PS / Je remercie l’excellent David Grand pour son superbe post (qui m’a donné envie d’écrire celui-ci un samedi matin !) #exploit

Le terrorisme pour les nuls

Un terroriste, c’est comme une mouche qui veut détruire un magasin de porcelaine. Petite, faible, la mouche est bien incapable de déplacer ne serait-ce qu’une tasse. Alors, elle trouve un éléphant, pénètre dans son oreille, et bourdonne jusqu’à ce qu’enragé, fou de peur et de colère, ce dernier saccage la boutique. C’est ainsi, par exemple, que la mouche Al-Qaeda a amené l’éléphant américain à détruire le magasin de porcelaine du Moyen-Orient.

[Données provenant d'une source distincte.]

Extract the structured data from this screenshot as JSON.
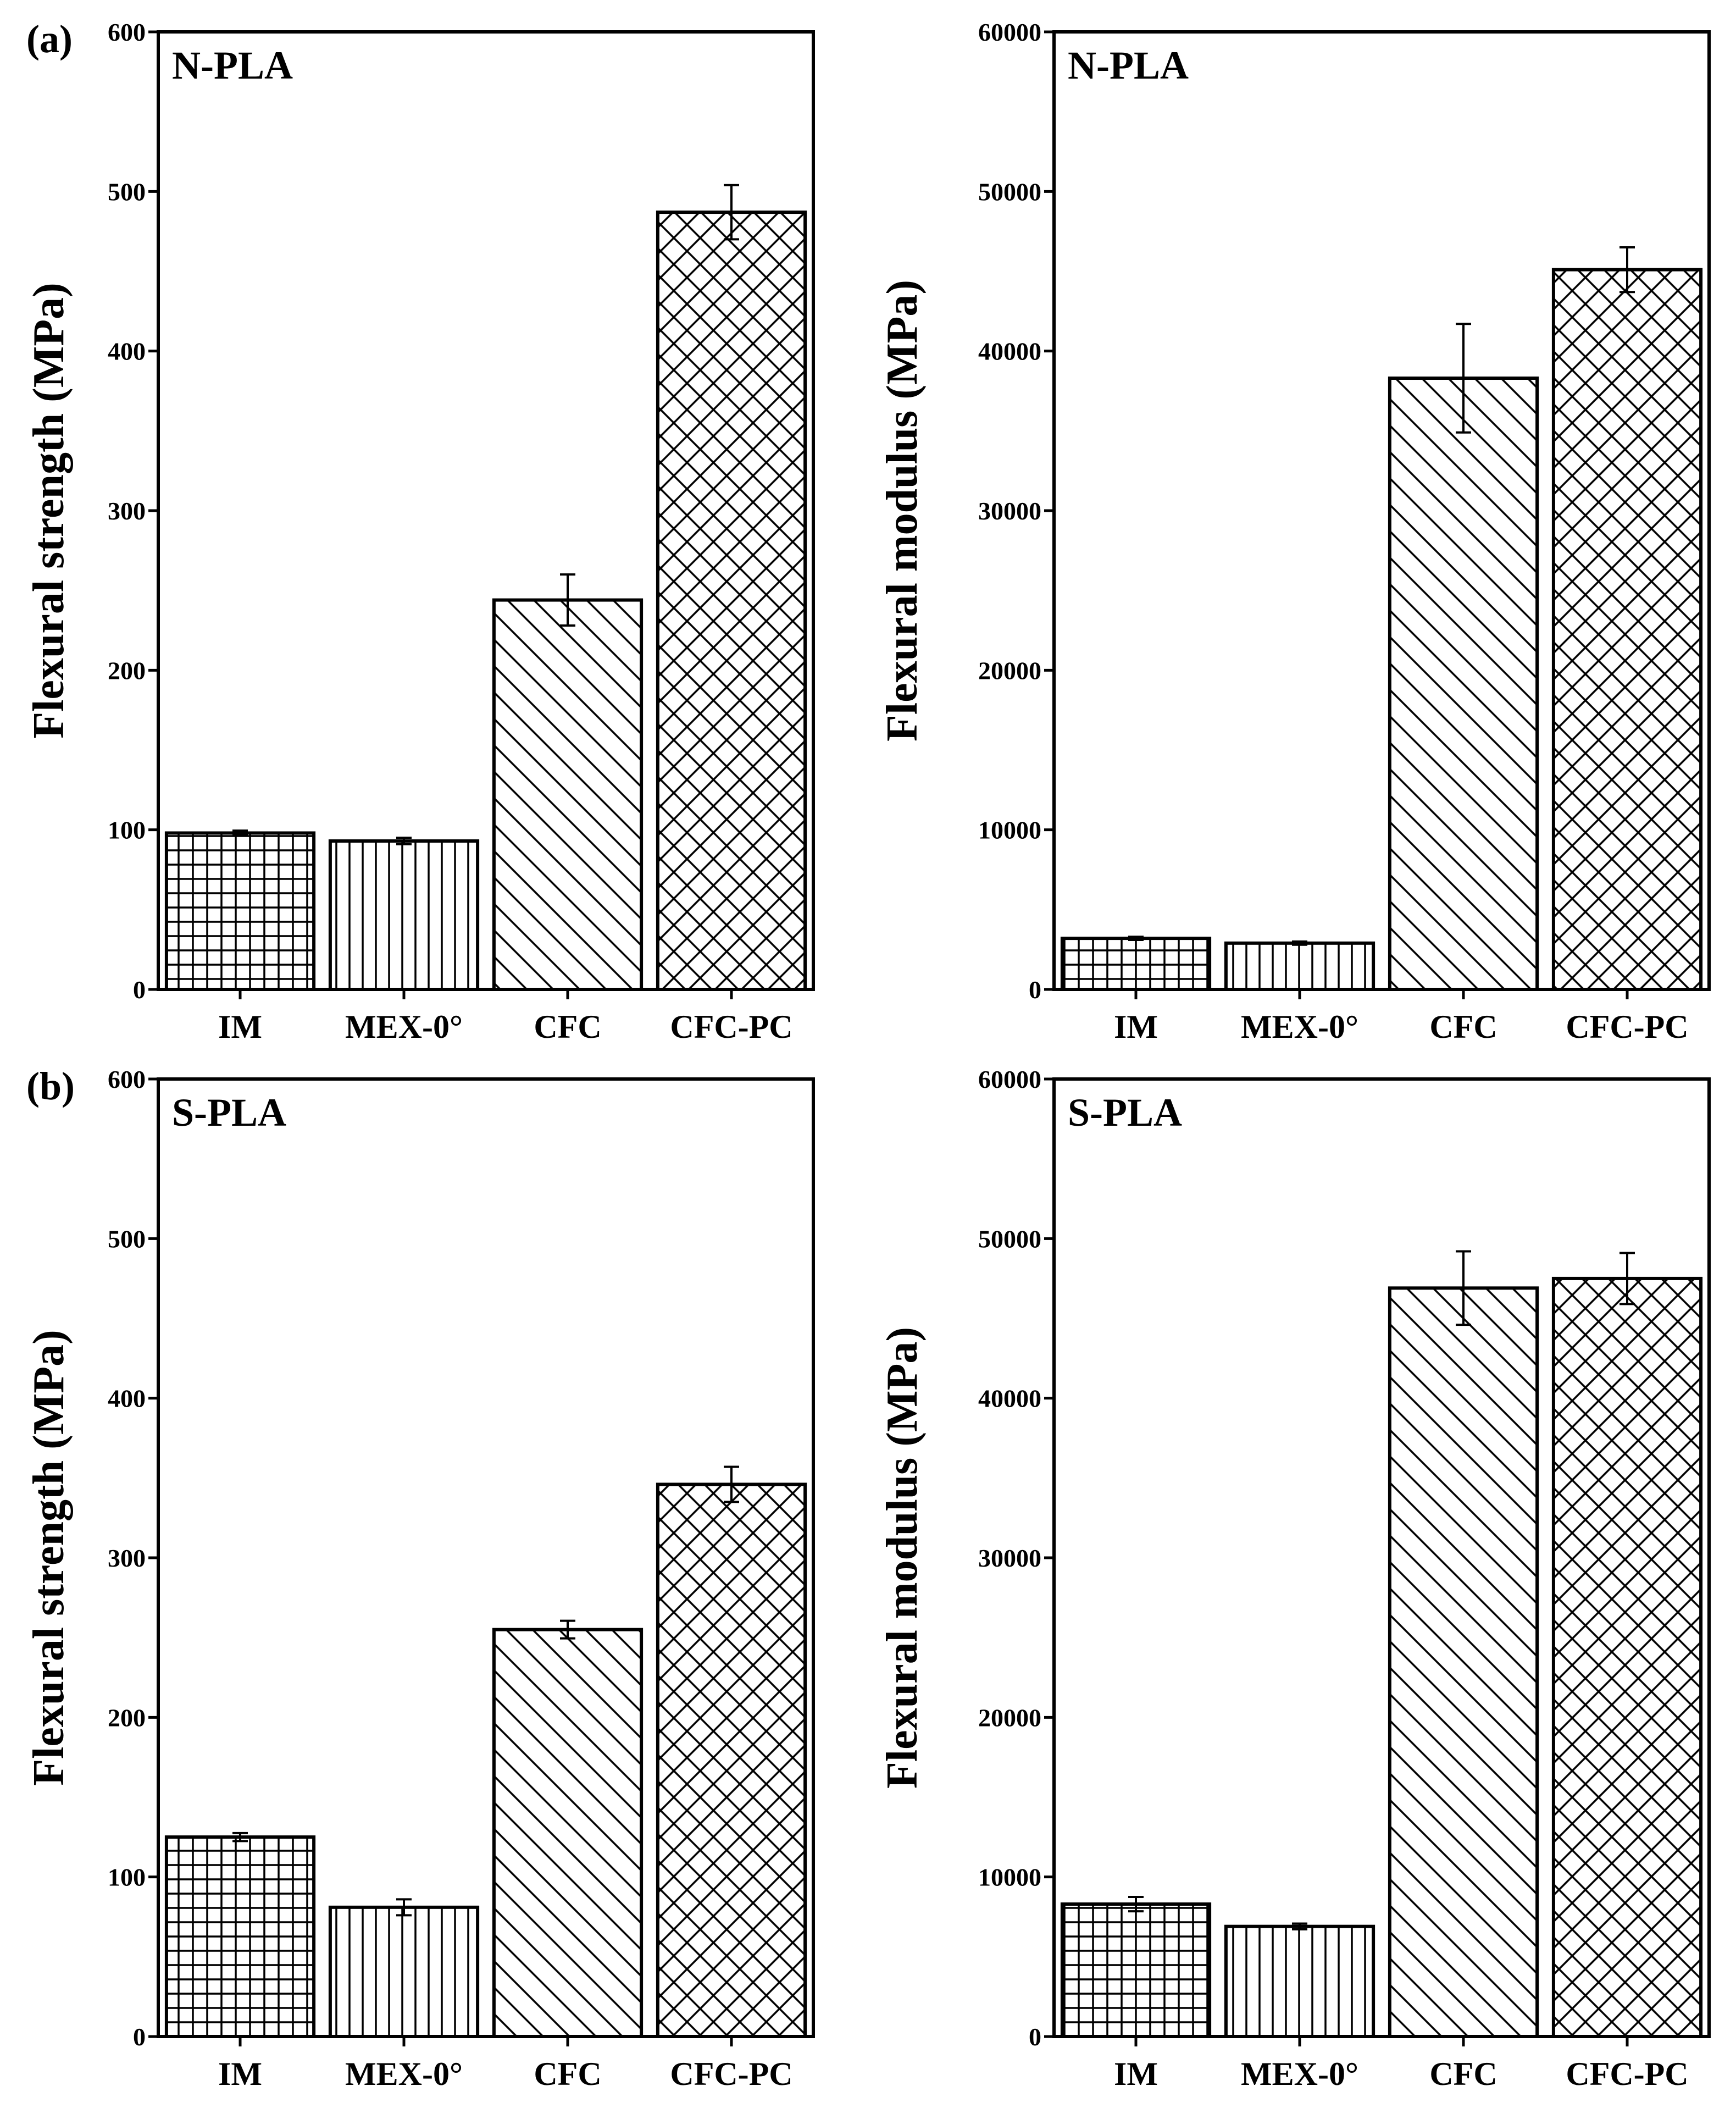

Comme son nom l’indique, la terreur est une stratégie militaire qui vise à modifier la situation politique en répandant la peur plutôt qu’en provoquant des dommages matériels. Ceux qui l’adoptent sont presque toujours des groupes faibles, qui n’ont pas, de toute façon, la capacité d’infliger d’importants dommages matériels à leurs ennemis. Certes, n’importe quelle action militaire engendre de la peur. Mais dans la guerre conventionnelle, la peur n’est qu’un sous-produit des pertes matérielles, et elle est généralement proportionnelle à la force de frappe de l’adversaire. Dans le cas du terrorisme, la peur est au cœur de l’affaire, avec une disproportion effarante entre la force effective des terroristes et la peur qu’ils parviennent à inspirer.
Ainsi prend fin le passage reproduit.